I don’t understand the ceiling outlets in the kitchen (and elsewhere, e.g. bathroom) at all. Some of them look like billiard balls scattered around the room. If you distribute more outlets, you either grid or halve, use diagonals, equal wall distances, central lines, third lines or whatever. But you can’t avoid having some logic if you don’t want it to look awkward. And yes, planning can become very exhausting.
Basically, you should already think in the kitchen about what you want to achieve with so many outlets. We don’t know if you really like spotlights or think there have to be floodlights everywhere now. You’re flexible with tracks. Do you know what you want above the stove? For example, the countertop lighting is integrated under or in wall cabinets. Those are then included in the kitchen order and each row only needs one socket because they are connected in series.
Open-plan area: I’ll just write what we have and how often or not we use it: 2 ceiling outlets in the kitchen over almost 5.5 meters length. Work area lighting under the wall cabinet, task light above the stove/island. Dimmed “table” lamp on a half-high cabinet. The work lighting is turned on very often, between 8 pm and 11 pm the dimmed light. Ceiling lighting very, very rarely. Dining area: one pendant light. Dimmed table lamp. The latter on from dusk until bedtime. Living area at one outlet three large pendant lamps hanging in the air centrally at height -> turned on 4 times a year. TV-side dimmed light -> on daily from dusk, sofa often floor lamp as task light (sewing, knitting, reading, playing etc). In the living and dining area, I would definitely make the main ceiling outlets dimmable.

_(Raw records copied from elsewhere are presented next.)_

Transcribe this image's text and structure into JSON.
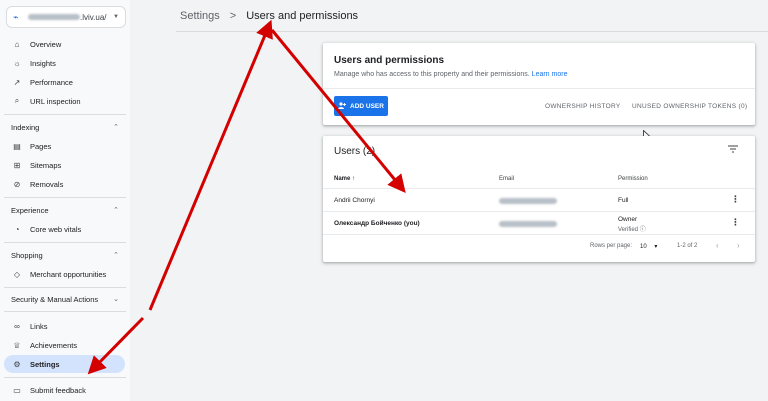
{
  "sidebar": {
    "property": {
      "blurred_prefix": "",
      "suffix": ".lviv.ua/"
    },
    "nav_top": [
      {
        "label": "Overview",
        "icon": "home-icon",
        "glyph": "⌂"
      },
      {
        "label": "Insights",
        "icon": "lightbulb-icon",
        "glyph": "☼"
      },
      {
        "label": "Performance",
        "icon": "trending-icon",
        "glyph": "↗"
      },
      {
        "label": "URL inspection",
        "icon": "search-icon",
        "glyph": "⌕"
      }
    ],
    "section_indexing": "Indexing",
    "nav_indexing": [
      {
        "label": "Pages",
        "icon": "pages-icon",
        "glyph": "▤"
      },
      {
        "label": "Sitemaps",
        "icon": "sitemap-icon",
        "glyph": "⊞"
      },
      {
        "label": "Removals",
        "icon": "removals-icon",
        "glyph": "⊘"
      }
    ],
    "section_experience": "Experience",
    "nav_experience": [
      {
        "label": "Core web vitals",
        "icon": "gauge-icon",
        "glyph": "◔"
      }
    ],
    "section_shopping": "Shopping",
    "nav_shopping": [
      {
        "label": "Merchant opportunities",
        "icon": "tag-icon",
        "glyph": "◇"
      }
    ],
    "section_security": "Security & Manual Actions",
    "nav_bottom": [
      {
        "label": "Links",
        "icon": "link-icon",
        "glyph": "∞"
      },
      {
        "label": "Achievements",
        "icon": "trophy-icon",
        "glyph": "♕"
      },
      {
        "label": "Settings",
        "icon": "gear-icon",
        "glyph": "⚙"
      }
    ],
    "feedback": {
      "label": "Submit feedback",
      "icon": "feedback-icon",
      "glyph": "▭"
    }
  },
  "breadcrumb": {
    "root": "Settings",
    "separator": ">",
    "current": "Users and permissions"
  },
  "permissions_card": {
    "title": "Users and permissions",
    "description": "Manage who has access to this property and their permissions.",
    "learn_more": "Learn more",
    "add_user": "ADD USER",
    "ownership_history": "OWNERSHIP HISTORY",
    "unused_tokens": "UNUSED OWNERSHIP TOKENS (0)"
  },
  "users_card": {
    "title": "Users (2)",
    "columns": {
      "name": "Name",
      "sort_indicator": "↑",
      "email": "Email",
      "permission": "Permission"
    },
    "rows": [
      {
        "name": "Andrii Chornyi",
        "permission": "Full",
        "permission_sub": ""
      },
      {
        "name": "Олександр Бойченко (you)",
        "permission": "Owner",
        "permission_sub": "Verified"
      }
    ],
    "pagination": {
      "rows_label": "Rows per page:",
      "rows_value": "10",
      "range": "1-2 of 2"
    }
  },
  "colors": {
    "accent": "#1a73e8",
    "annotation": "#d40000",
    "active_nav": "#d3e3fd"
  }
}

In bedrooms I would plan one ceiling outlet, centrally positioned, and 2 sockets for bedside and floor lamps.
If the room is at least 16 sqm, I always plan 2 ceiling outlets. Do you think it is also necessary if the room is e.g. 16.5 sqm?
The bigger the room, the more you need. That’s why I don’t understand your question. Child 3 gets by with one ceiling outlet like Child 1. Bedroom too. But if you want the wardrobe illuminated, I would distribute four spots at window height parallel to the wardrobe, the fourth centrally in front of the door, positioning the others accordingly. A dresser manages well with a table lamp.
Should I have a cable installed for illuminated washbasins?
Definitely. That light is more important than harsh ceiling light.
Bedroom:
We currently have a 1.6m bed.
It’s similar with us, but we still have the 160 cm bed. Similar because a dresser is planned on the right side as with us. Measure the dresser from the wall side and then place the bed centrally from that. Switch also centrally from the bed. And if all that changes someday and the dresser goes away and the bed moves because it looks better that way, then that’s fine and not a problem.